講義コード 3311700
開設科目名 量子化学
担当教員 太田 靖人
教員所属 理学部
開講期・曜日・時限・教室 後期 水曜日 3・4時限 A201
授業方法 講義
対象学生 2回生
単位数 2.0
週時間 2



授業の概要
物理化学通論Ⅱで考えた二次元の回転運動モデルを三次元に拡張し、球面上の粒子の運動について考察する。このモデルで得られる知識をもとに、最も単純な実在系である水素原子の取り扱いについて考える。いくつかの基礎的な物理数学によって水素原子の電子状態関数が自然に求められることを説明する。

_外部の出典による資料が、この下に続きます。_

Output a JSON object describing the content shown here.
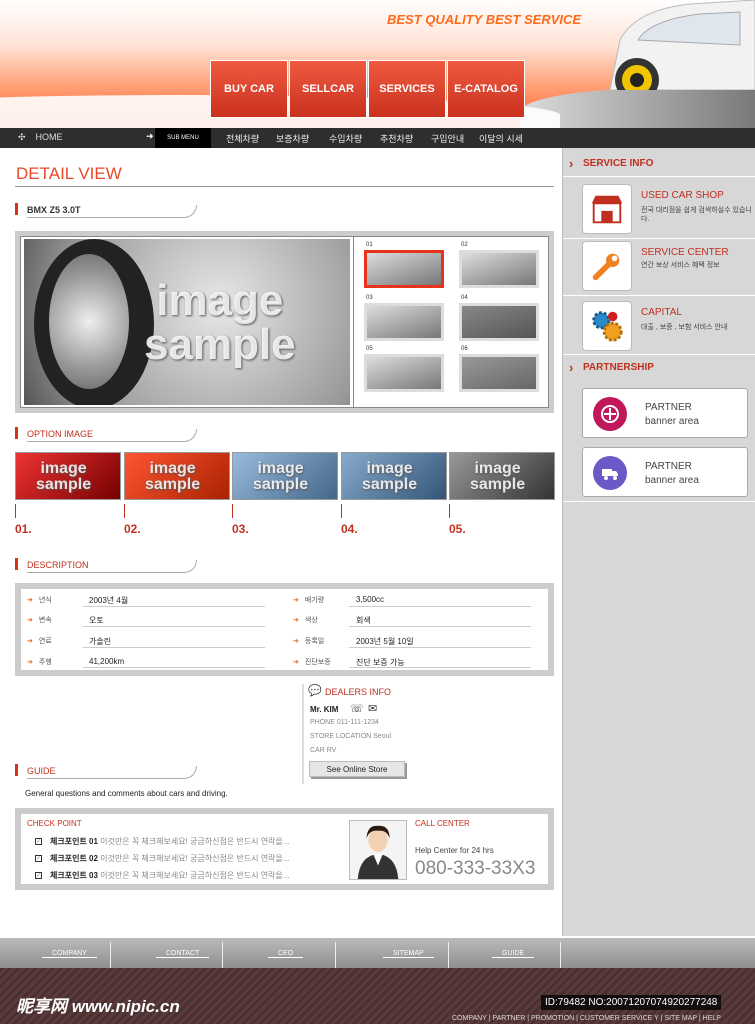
{
  "header": {
    "tagline": "BEST QUALITY BEST SERVICE",
    "nav": [
      "BUY CAR",
      "SELLCAR",
      "SERVICES",
      "E-CATALOG"
    ]
  },
  "subnav": {
    "home": "HOME",
    "submenu": "SUB MENU",
    "items": [
      "전체차량",
      "보증차량",
      "수입차량",
      "추천차량",
      "구입안내",
      "이달의 시세"
    ]
  },
  "main": {
    "page_title": "DETAIL VIEW",
    "car_name": "BMX Z5 3.0T",
    "image_text_1": "image",
    "image_text_2": "sample",
    "thumb_numbers": [
      "01",
      "02",
      "03",
      "04",
      "05",
      "06"
    ],
    "option_title": "OPTION IMAGE",
    "option_numbers": [
      "01.",
      "02.",
      "03.",
      "04.",
      "05."
    ],
    "description_title": "DESCRIPTION",
    "specs": [
      {
        "label": "년식",
        "value": "2003년 4월"
      },
      {
        "label": "변속",
        "value": "오토"
      },
      {
        "label": "연료",
        "value": "가솔린"
      },
      {
        "label": "주행",
        "value": "41,200km"
      },
      {
        "label": "배기량",
        "value": "3,500cc"
      },
      {
        "label": "색상",
        "value": "회색"
      },
      {
        "label": "등록일",
        "value": "2003년 5월 10일"
      },
      {
        "label": "진단보증",
        "value": "진단 보증 가능"
      }
    ],
    "dealers": {
      "title": "DEALERS INFO",
      "name": "Mr. KIM",
      "phone": "PHONE 011-111-1234",
      "store": "STORE LOCATION Seoul",
      "car": "CAR RV",
      "button": "See Online Store"
    },
    "guide": {
      "title": "GUIDE",
      "text": "General questions and comments about cars and driving."
    },
    "checkpoint": {
      "title": "CHECK POINT",
      "items": [
        {
          "label": "체크포인트 01",
          "text": "이것만은 꼭 체크해보세요! 궁금하신점은 반드시 연락을..."
        },
        {
          "label": "체크포인트 02",
          "text": "이것만은 꼭 체크해보세요! 궁금하신점은 반드시 연락을..."
        },
        {
          "label": "체크포인트 03",
          "text": "이것만은 꼭 체크해보세요! 궁금하신점은 반드시 연락을..."
        }
      ]
    },
    "callcenter": {
      "title": "CALL CENTER",
      "subtitle": "Help Center for 24 hrs",
      "phone": "080-333-33X3"
    }
  },
  "sidebar": {
    "service_title": "SERVICE INFO",
    "services": [
      {
        "title": "USED CAR SHOP",
        "desc": "전국 대리점을 쉽게 검색하실수 있습니다."
      },
      {
        "title": "SERVICE CENTER",
        "desc": "연간 보상 서비스 혜택 정보"
      },
      {
        "title": "CAPITAL",
        "desc": "대출 , 보증 , 보험 서비스 안내"
      }
    ],
    "partnership_title": "PARTNERSHIP",
    "partners": [
      {
        "title": "PARTNER",
        "desc": "banner area"
      },
      {
        "title": "PARTNER",
        "desc": "banner area"
      }
    ]
  },
  "footer": {
    "nav": [
      "COMPANY",
      "CONTACT",
      "CEO",
      "SITEMAP",
      "GUIDE"
    ],
    "links": "COMPANY | PARTNER | PROMOTION | CUSTOMER SERVICE Y | SITE MAP | HELP",
    "watermark": "昵享网 www.nipic.cn",
    "id_tag": "ID:79482 NO:20071207074920277248"
  },
  "colors": {
    "accent": "#c0301f",
    "orange": "#ff6a1a",
    "nav_red": "#d9432a"
  }
}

後半は量子力学に基礎をおいた電子状態理論によってどのように多電子原子や分子の性質を理解することができるかについて講義する。
学習・教育目標
物理化学通論Ⅱに続いて量子力学の基礎と原理を理解し,それに基づく電子状態の記述方法を習得する。分子軌道の形やエネルギーを求め,分子の構造や反応性などを量子化学的な観点から考察できるようになる。
キーワード
電子と原子核、 球面調和関数,動径波動関数,オービタル近似、分子軌道法,ヒュッケル近似
授業計画
第1回 球面上の粒子の運動 (1)球面調和関数
第2回 球面上の粒子の運動 (2)極座標グラフの書き方
第3回 電子と原子核のクーロン相互作用
第4回 水素型原子(1) 有効ポテンシャル、遠心力ポテンシャル
第5回 水素型原子(2) 極限領域における動径波動関数の形
第6回 水素型原子(3) 級数解法による動径波動関数の解法
第7回 水素型原子(4) 固有関数の導出
第8回 多電子原子(1)オービタル近似、パウリの原理、スピン、遮蔽
第9回 多電子原子(2)フントの規則、構成原理、イオン化エネルギー
第10回 原子価結合法  σ結合、π結合、昇位、混成
第11回 分子軌道法(1)原子オービタルの一次結合、 結合オービタル、 反結合オービタル
第12回 分子軌道法(2)変分原理 試行波動関数、永年行列式
第13回 ヒュッケル近似(1)共役分子、クーロン積分、共鳴積分、非局在化エネルギー
第14回 ヒュッケル近似(2)環状分子、縮退した軌道の取り扱い
第15回 期末テスト
教科書
1. 「物理化学(上)」第8版 第11章 アトキンス 東京化学同人
参考書
1. 量子化学(上) 原田義也 裳華房
2. 量子化学 大野公一 岩波書店
3. 初等量子化学 大岩正芳 化学同人
成績評価方法
筆記試験、小テストおよびレポートなどを総合的に評価する。下の割合はおよその目安である。必ずしも厳密な数値ではない。
成績評価割合
(%)
定期試験(中間・期末試験)小テスト・授業内レポート宿題・授業外レポート授業態度・授業への参加度受講者の発表(プレゼン) 
出 席
 
教員独自項目※
7015105
※成績評価割合の
教員独自項目
備考
化学科物理化学系講義科目(選択科目A群)。物理化学通論Ⅱ,理学部共通専門科目の数学・物理学関係の科目を予め履修しておいてほしい。自分で数式を導いたり,問題を解くことを通して量子化学の考え方を身につけて欲しい。授業で習ったことはその週のうちに復習をして欲しい。